At this point, both commanders would decide to retreat their badly-damaged ships. Slowly, their range would open, and Tirpitz woudl try to go for Norway.

Iowa's speed would decrease to about 10kts, and it woudl have to be towed back to port repairs would last 1-1,5 years; Tirptiz would get back on its own power and would stay 1 year for repairs. About 1000 casualties on the Iowa and 600-700 on the Tirpitz...

My opinion...

..... Just to pipe up with my completely unsolicited opinion ;-)

IOWA will not be doing any ranging fire. In a late 1943 daylight engagement at 18,000 yards she will open with rapid fire full broadsides under radar ranging and optical train and will straddle on the first or second broadside (official doctrine at the time).

Based upon some previous notes I had taken for an exchange of fire at 22,000 yds (if the Navweap stats for the respective guns are valid), the ballistic differences in gun performance at 22,000 yds range are largely inconsequential -
> ToF difference is < 1 second.
> Striking velocity @ 22,000 yards is about 25 ft/sec greater for IOWA's 16in/L50 than for Bismarck's 38cm/L52.
> AoF/danger space advantage to Bismarck for a 30 ft tall target is about 10 ft in range.
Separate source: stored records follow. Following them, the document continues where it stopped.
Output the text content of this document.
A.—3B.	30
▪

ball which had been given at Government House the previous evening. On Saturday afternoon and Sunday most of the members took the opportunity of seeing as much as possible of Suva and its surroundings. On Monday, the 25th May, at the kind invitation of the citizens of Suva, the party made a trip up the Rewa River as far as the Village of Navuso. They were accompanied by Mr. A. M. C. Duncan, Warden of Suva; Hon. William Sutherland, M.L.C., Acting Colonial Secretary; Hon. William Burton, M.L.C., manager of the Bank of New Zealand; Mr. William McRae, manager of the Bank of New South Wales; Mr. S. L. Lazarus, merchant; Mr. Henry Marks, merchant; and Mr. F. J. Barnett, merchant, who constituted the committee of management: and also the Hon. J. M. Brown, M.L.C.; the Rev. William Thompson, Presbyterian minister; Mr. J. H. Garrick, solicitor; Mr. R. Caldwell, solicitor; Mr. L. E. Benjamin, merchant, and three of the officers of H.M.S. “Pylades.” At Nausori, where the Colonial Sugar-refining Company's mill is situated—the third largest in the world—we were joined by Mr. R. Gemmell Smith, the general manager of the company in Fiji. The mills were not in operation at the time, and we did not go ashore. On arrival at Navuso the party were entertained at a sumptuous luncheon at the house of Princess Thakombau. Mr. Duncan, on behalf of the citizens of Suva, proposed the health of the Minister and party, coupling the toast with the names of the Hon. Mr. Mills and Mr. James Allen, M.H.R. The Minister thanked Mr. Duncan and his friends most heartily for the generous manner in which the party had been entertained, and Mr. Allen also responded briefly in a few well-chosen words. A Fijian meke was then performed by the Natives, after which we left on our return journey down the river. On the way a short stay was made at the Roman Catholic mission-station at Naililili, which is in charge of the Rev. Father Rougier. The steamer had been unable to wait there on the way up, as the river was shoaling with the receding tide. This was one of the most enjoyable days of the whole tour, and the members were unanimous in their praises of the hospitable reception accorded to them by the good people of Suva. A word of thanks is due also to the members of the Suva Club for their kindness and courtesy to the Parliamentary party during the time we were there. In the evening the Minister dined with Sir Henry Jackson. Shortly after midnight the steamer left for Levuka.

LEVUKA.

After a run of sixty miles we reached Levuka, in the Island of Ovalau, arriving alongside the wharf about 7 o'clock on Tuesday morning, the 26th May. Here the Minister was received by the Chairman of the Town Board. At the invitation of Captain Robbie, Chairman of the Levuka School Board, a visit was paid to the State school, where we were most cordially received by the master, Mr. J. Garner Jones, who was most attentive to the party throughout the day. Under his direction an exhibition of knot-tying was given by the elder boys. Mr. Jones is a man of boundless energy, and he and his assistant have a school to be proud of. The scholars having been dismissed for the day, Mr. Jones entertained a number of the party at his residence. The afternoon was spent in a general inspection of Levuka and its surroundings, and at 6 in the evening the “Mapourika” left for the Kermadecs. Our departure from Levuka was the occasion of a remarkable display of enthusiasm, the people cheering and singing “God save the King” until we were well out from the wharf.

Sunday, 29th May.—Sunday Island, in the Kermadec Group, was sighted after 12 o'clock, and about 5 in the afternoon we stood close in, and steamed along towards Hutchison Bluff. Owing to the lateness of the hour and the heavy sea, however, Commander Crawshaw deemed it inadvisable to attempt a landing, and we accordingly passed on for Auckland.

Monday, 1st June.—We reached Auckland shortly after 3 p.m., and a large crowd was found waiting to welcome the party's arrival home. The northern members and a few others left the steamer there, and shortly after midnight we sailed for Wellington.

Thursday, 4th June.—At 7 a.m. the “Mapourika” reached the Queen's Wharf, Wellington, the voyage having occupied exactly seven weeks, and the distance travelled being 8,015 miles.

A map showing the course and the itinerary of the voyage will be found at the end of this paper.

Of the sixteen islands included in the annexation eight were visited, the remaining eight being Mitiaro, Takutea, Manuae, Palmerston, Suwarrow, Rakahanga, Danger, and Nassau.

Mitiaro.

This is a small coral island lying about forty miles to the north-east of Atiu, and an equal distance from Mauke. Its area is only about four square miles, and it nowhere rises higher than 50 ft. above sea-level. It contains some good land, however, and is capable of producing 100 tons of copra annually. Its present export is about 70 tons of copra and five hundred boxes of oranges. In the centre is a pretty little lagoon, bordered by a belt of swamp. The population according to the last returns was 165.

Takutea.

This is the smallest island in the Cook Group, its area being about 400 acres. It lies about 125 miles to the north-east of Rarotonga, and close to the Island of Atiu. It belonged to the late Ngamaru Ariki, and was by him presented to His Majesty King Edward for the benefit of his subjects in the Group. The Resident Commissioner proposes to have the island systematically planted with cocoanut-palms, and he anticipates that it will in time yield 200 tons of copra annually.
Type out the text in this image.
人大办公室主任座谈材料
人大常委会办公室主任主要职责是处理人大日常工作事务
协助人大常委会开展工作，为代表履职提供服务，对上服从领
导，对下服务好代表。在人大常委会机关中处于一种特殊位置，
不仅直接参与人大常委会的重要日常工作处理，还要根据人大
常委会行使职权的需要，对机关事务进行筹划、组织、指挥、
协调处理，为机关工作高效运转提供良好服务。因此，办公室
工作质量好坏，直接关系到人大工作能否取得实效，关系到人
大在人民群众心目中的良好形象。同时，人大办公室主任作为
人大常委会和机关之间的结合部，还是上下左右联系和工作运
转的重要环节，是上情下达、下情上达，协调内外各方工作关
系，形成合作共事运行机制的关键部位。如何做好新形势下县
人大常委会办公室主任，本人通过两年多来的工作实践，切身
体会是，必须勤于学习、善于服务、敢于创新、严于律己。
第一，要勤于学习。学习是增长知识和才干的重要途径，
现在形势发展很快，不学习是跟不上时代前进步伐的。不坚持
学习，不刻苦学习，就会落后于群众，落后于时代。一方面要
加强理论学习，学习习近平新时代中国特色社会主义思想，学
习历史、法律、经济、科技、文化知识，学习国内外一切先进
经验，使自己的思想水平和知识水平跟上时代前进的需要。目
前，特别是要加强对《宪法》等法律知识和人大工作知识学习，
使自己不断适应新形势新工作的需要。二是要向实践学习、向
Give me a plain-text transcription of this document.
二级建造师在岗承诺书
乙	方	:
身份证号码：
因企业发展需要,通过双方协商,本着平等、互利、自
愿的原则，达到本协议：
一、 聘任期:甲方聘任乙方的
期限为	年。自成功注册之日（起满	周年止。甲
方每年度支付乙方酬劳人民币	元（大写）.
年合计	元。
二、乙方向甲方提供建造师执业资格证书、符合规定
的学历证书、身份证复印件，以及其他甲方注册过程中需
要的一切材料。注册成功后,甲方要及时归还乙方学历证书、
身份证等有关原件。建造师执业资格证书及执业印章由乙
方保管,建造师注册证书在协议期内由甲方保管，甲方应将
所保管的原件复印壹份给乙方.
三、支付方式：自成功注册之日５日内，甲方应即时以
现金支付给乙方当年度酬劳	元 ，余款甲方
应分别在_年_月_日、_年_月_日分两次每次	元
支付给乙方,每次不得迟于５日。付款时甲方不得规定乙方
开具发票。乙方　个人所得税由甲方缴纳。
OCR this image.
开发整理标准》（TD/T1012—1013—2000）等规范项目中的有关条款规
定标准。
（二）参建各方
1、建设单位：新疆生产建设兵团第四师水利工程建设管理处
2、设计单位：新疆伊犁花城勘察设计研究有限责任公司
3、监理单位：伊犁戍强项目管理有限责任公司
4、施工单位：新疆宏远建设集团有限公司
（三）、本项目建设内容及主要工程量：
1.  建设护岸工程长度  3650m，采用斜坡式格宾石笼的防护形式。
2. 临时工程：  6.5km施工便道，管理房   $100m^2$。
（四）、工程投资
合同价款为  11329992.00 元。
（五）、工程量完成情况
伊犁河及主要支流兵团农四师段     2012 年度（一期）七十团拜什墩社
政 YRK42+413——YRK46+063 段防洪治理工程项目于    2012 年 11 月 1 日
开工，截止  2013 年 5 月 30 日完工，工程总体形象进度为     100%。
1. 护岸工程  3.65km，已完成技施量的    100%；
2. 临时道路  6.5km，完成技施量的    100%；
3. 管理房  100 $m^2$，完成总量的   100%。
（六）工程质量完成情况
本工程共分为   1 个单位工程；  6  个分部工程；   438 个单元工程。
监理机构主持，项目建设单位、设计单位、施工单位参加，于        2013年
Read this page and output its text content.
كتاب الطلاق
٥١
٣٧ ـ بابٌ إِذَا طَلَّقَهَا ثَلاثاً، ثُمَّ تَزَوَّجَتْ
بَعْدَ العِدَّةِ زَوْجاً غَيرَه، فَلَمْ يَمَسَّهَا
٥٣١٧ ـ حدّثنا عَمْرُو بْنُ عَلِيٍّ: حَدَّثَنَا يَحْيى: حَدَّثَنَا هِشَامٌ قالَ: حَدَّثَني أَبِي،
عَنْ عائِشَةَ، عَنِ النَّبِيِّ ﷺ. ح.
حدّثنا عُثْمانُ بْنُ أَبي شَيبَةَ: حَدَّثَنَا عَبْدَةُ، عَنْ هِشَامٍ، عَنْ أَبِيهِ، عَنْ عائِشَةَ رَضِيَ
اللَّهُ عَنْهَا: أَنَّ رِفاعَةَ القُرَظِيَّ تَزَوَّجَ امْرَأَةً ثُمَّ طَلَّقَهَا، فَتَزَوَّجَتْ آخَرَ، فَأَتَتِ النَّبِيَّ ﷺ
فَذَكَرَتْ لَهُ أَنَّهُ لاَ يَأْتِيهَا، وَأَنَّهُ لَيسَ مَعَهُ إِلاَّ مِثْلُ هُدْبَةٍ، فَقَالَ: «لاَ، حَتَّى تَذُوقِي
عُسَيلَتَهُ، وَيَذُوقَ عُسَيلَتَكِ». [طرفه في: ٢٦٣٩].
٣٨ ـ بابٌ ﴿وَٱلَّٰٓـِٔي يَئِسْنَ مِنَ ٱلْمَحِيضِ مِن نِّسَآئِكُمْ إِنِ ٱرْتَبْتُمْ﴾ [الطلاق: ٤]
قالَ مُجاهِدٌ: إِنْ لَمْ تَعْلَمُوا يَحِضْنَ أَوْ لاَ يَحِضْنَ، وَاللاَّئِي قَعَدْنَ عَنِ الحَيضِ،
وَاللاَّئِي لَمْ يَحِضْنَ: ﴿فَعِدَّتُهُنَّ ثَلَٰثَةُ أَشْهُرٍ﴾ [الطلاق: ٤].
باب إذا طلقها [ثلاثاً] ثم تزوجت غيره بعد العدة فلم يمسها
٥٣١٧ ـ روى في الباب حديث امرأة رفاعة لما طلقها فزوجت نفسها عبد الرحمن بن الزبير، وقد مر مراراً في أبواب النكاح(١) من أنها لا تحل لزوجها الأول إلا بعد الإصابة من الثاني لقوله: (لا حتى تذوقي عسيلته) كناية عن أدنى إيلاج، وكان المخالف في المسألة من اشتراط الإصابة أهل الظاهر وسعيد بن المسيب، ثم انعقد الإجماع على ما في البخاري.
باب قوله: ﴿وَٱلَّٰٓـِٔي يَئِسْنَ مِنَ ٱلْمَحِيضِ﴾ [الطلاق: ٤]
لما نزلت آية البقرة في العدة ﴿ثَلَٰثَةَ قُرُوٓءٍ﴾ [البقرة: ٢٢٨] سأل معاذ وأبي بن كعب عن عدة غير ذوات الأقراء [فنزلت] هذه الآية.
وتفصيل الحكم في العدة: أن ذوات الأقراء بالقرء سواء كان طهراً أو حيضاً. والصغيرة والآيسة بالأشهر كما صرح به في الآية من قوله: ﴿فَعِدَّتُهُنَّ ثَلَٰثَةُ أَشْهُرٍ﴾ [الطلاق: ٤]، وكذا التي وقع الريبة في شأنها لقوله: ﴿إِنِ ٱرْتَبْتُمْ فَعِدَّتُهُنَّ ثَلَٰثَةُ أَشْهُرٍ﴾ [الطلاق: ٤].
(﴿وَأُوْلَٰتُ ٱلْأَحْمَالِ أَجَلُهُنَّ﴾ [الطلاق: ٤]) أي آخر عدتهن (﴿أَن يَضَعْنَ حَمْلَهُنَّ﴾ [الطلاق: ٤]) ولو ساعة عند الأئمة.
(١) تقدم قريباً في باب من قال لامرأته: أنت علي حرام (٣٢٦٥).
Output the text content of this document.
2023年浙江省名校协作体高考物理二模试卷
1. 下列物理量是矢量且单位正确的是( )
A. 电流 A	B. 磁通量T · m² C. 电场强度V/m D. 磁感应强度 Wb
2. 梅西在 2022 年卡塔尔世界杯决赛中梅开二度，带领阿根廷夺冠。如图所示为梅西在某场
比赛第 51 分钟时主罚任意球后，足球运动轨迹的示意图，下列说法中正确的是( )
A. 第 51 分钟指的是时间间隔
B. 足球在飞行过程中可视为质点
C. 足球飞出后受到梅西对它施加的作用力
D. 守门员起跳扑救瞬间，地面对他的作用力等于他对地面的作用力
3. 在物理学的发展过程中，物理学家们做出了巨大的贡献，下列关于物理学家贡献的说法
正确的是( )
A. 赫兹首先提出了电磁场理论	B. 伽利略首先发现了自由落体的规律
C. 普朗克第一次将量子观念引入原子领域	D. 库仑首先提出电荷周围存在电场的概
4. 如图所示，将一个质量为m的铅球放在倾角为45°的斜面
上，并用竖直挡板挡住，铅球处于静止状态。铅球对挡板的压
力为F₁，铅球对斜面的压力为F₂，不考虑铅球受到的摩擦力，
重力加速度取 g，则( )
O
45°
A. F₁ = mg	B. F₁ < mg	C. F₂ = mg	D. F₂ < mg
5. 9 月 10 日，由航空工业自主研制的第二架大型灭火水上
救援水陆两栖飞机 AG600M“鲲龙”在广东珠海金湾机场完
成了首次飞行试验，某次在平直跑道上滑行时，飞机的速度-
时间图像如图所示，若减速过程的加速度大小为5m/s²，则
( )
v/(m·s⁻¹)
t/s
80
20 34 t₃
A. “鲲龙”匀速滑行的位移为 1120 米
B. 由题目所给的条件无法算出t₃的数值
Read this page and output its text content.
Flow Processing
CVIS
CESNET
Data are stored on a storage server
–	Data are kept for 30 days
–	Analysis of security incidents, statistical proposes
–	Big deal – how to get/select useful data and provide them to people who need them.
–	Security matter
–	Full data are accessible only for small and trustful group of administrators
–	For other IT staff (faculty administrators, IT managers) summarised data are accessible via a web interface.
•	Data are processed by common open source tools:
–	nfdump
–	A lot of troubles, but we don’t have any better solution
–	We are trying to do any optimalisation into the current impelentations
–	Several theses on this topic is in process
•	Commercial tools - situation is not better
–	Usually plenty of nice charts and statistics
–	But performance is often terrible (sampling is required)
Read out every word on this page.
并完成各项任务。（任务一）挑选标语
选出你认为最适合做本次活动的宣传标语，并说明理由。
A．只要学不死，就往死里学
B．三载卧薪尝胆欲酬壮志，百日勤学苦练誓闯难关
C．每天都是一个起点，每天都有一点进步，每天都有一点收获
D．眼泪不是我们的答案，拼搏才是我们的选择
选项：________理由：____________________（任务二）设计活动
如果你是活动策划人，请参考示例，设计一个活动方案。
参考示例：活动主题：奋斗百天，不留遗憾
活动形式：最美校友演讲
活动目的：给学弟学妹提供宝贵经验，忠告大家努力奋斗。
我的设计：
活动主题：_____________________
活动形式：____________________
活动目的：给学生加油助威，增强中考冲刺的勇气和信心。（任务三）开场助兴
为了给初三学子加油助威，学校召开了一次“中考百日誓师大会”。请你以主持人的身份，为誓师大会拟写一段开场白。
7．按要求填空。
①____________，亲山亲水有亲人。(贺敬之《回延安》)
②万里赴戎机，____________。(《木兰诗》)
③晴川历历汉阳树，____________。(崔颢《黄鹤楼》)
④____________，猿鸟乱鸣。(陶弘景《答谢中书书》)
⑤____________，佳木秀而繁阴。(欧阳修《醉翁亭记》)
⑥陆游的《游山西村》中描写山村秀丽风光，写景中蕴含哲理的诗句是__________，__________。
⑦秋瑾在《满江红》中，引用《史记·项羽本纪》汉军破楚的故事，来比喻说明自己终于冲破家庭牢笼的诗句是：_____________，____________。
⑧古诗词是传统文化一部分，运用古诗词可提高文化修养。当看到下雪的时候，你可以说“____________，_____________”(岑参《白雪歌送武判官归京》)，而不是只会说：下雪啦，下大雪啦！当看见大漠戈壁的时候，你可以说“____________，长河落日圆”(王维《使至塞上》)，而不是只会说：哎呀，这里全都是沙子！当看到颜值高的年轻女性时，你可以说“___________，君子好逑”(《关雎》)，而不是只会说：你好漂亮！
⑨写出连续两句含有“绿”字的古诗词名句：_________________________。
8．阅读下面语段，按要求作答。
But Bismarck is 10 feet wider in beam, which makes their overall target footprints equal for all practical purposes.
> True mean dispersion for the 16in/50 ~20,000 yards is approx 165-200 yards.

- I would would expect that relationship to more or less pertain at 18,000 yards as well.

As regards Rof, the proven rate of fire of the 16in/50 under actual battle conditions was ~1.5 rpm; The stated rate of fire of the 38cm/L52 is said to have been 3 rpm, but I remain skeptical on the grounds that both the German 28cm and 30.5cm guns of WW1 were also stated to have had a rate of fire of 3 rpm, but the only actual evidence we have seen of performance in actual battle was at half that rate (von Hase - Derfflinger @ Jutland). Therefore, more evidence is required before accepting 3 rpm as a component of this combat scenario.

So ...... IMO ..... the ship that hits first andhardest will likely win such an engagement.